Wieder begann Jason zu lachen. »Bei aller Freundschaft, Conrad«, rief er amüsiert, »Ich werde Genesis bestimmt nicht belügen.« Er suchte prüfend Tysons Blick. »Ich sollte dich, schon allein für dieses Angebot, sofort töten«, flüsterte er drohend. Er sah förmlich, wie Tyson der Angstschweiß ausbrach. Jason konnte sich nur noch mit Mühe beherrschen nicht los zu prusten, über die plötzliche Angst in den Zügen des sonst eiskalten Ahnen . »Aber du hast Glück, dass ich kein Freund sinnloser Ressourcenverschwendung bin«, richtete er nach einer langen, versonnenen Pause das Wort an Tyson.
»Du belässt es dabei?«, fragte der schwarzhaarige Ahn ungläubig, dann kroch ein lauernder Ausdruck in seine braunen Augen.
Jason nickte zustimmend. »Vorerst«, betonte er. »Aber du solltest dir darüber im Klaren sein, dass dein Arsch ab heute mir gehört.«
Tyson verschluckte sich am Rotwein. »Die Jagd auf mich, muss dir seinerzeit aufs Hirn geschlagen sein, Singer«, murmelte er fassungslos.
Jason konnte das Grinsen nicht mehr verhehlen, als Tyson auf seine Zeit bei den Huntern anspielte.
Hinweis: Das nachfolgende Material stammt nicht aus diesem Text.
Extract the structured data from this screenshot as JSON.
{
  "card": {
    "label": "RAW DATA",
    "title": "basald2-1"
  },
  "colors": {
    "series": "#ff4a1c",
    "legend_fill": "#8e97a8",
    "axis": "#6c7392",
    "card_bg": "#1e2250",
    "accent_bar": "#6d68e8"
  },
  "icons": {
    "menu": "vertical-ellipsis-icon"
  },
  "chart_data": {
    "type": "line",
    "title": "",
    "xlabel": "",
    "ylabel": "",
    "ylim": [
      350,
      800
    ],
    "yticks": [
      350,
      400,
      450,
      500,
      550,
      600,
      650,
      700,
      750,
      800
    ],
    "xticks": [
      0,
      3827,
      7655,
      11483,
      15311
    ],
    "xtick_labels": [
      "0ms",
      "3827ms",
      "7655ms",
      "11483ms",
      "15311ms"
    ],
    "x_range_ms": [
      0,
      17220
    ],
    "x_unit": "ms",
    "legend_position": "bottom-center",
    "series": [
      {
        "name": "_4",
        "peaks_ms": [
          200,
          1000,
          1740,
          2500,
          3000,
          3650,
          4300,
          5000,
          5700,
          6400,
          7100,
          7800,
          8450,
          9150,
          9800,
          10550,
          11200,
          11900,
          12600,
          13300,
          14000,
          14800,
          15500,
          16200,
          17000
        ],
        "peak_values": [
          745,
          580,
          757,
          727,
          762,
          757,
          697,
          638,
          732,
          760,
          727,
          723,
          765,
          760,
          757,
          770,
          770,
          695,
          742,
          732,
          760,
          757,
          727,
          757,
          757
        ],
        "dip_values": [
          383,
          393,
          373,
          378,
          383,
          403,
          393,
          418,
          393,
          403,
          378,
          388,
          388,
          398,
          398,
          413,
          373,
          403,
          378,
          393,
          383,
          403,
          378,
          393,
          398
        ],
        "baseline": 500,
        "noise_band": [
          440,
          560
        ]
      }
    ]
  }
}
Conrad Tyson war in der Tat sein Fall gewesen, an dem er, bis zu seinem plötzlichen Ausscheiden, mit Tom Higgins, seinem Partner, gearbeitet hatte. »Ja, ja die guten alten Zeiten«, murmelte er amüsiert, dann ließ er seine Züge wieder jeden Ausdruck verlieren. »Aber Spaß beiseite, Conrad«, richtete er kalt das Wort an den Ahn . »Du arbeitest ab heute für mich.«
Tyson suchte interessiert seinen Blick. »Dann weihe mich mal in dein Spiel ein.«
»In was für ein Spiel?«, konterte Jason irritiert, während er noch versuchte, sich den Tiefschlag aufs Ego des Ahnen zu verkneifen. »McConaghey hat Serpentine, ich will auch einen Vampir als Schoßhündchen«, erklärte er trocken, es war vergebens, diese grandiose Vorlage nicht zu verwandeln. »Also dann, ich sehe dich morgen, Partner«, rief er zum Abschied, bevor er sich erhob, und die Nische verließ. Er spürte Tysons wütenden Blick in seinem Rücken, doch es war ihm egal. Der schwarzhaarige Ahn würde tun, was er von ihm verlangte, dessen war er sich sicher und er hatte das Gefühl, dass er ihm noch einmal sehr nützlich werden würde, wenn er McConaghey endgültig aufs Korn zu nehmen beschlösse.